21:10:21:WU02:FS01:0xa4:Using Gromacs checkpoints
21:10:21:WU02:FS01:0xa4:Mapping NT from 4 to 4 
21:10:22:WU02:FS01:0xa4:Resuming from checkpoint
21:10:22:WU02:FS01:0xa4:Verified 02/wudata_01.log
21:10:22:WU02:FS01:0xa4:Verified 02/wudata_01.trr
21:10:22:WU02:FS01:0xa4:Verified 02/wudata_01.xtc
21:10:22:WU02:FS01:0xa4:Verified 02/wudata_01.edr
21:10:22:WU02:FS01:0xa4:Completed 394730 out of 2000000 steps  (19%)
21:19:58:WU02:FS01:0xa4:Completed 400000 out of 2000000 steps  (20%)
21:56:26:WU02:FS01:0xa4:Completed 420000 out of 2000000 steps  (21%)
22:32:53:WU02:FS01:0xa4:Completed 440000 out of 2000000 steps  (22%)
23:09:20:WU02:FS01:0xa4:Completed 460000 out of 2000000 steps  (23%)
23:45:47:WU02:FS01:0xa4:Completed 480000 out of 2000000 steps  (24%)
00:22:18:WU02:FS01:0xa4:Completed 500000 out of 2000000 steps  (25%)
00:58:48:WU02:FS01:0xa4:Completed 520000 out of 2000000 steps  (26%)
01:35:15:WU02:FS01:0xa4:Completed 540000 out of 2000000 steps  (27%)

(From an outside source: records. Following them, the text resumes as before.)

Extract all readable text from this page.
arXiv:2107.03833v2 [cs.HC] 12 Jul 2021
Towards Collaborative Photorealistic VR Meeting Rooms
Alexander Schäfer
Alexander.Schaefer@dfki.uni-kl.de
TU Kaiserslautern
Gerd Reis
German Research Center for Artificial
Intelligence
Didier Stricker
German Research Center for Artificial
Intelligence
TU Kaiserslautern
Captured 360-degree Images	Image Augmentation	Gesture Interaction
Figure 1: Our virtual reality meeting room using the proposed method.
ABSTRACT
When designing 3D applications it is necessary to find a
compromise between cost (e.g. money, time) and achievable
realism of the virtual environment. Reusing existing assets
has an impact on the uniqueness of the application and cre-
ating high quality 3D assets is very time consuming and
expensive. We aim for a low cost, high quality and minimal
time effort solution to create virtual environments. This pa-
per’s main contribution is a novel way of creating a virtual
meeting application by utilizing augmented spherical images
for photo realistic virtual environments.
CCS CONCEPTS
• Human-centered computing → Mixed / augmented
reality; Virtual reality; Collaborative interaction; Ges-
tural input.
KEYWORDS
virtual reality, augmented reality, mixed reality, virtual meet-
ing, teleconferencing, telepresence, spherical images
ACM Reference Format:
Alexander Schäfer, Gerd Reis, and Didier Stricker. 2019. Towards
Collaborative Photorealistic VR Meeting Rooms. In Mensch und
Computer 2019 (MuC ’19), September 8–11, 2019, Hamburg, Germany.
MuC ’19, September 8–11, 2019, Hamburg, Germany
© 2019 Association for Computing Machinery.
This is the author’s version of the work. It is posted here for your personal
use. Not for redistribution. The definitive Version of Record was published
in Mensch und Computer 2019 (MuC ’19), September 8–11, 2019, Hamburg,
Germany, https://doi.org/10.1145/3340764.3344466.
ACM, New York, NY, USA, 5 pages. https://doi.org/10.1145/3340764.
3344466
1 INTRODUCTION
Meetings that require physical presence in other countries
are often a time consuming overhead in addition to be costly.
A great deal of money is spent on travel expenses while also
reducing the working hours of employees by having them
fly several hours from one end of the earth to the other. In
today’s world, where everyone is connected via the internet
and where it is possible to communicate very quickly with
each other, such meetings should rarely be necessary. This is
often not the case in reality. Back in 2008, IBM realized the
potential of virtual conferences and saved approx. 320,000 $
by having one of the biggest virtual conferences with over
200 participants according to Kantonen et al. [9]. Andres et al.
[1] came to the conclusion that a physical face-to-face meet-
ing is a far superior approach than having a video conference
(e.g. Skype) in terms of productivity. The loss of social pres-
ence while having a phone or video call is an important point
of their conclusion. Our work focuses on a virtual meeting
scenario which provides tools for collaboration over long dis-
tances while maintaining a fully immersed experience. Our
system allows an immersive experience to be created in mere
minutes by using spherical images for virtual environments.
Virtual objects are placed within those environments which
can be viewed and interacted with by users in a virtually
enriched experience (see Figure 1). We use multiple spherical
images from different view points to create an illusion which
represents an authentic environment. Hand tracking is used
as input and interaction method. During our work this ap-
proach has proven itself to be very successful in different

Re: Project: 7611 (Run 3, Clone 26, Gen 107) Very slow

Posted: Mon Mar 19, 2012 7:51 am
by PantherX
I have informed the Project owner about this so let's see what happens.

Re: Project: 7611 (Run 3, Clone 26, Gen 107) Very slow

Posted: Mon Mar 19, 2012 6:48 pm
by tjlane
Hi All,

First, thanks for reporting issues with a specific WU. Based on this information, I was able to track down a problem with a very small subset (< 1%) of p7611 WUs, including (3, 26, 107). I believe I have been able to address most of the immediate issues by simply ending these bad WUs. Please continue to report any issues, especially wild deviations from normal WU behavior.

Thanks!

TJ

Re: Project: 7611 (Run 3, Clone 26, Gen 107) Very slow

Posted: Mon Mar 19, 2012 7:21 pm
by bruce
Can you modify the FahCore so that these <1% of WUs issue an error? Tracking down a problem which doesn't produce an error message is a lot harder to do that one which the software can identify as defective. I'm concerned that what happened with this project will happen again on the next project, even if you have been successful in stopping all of WUs that were bad for this project.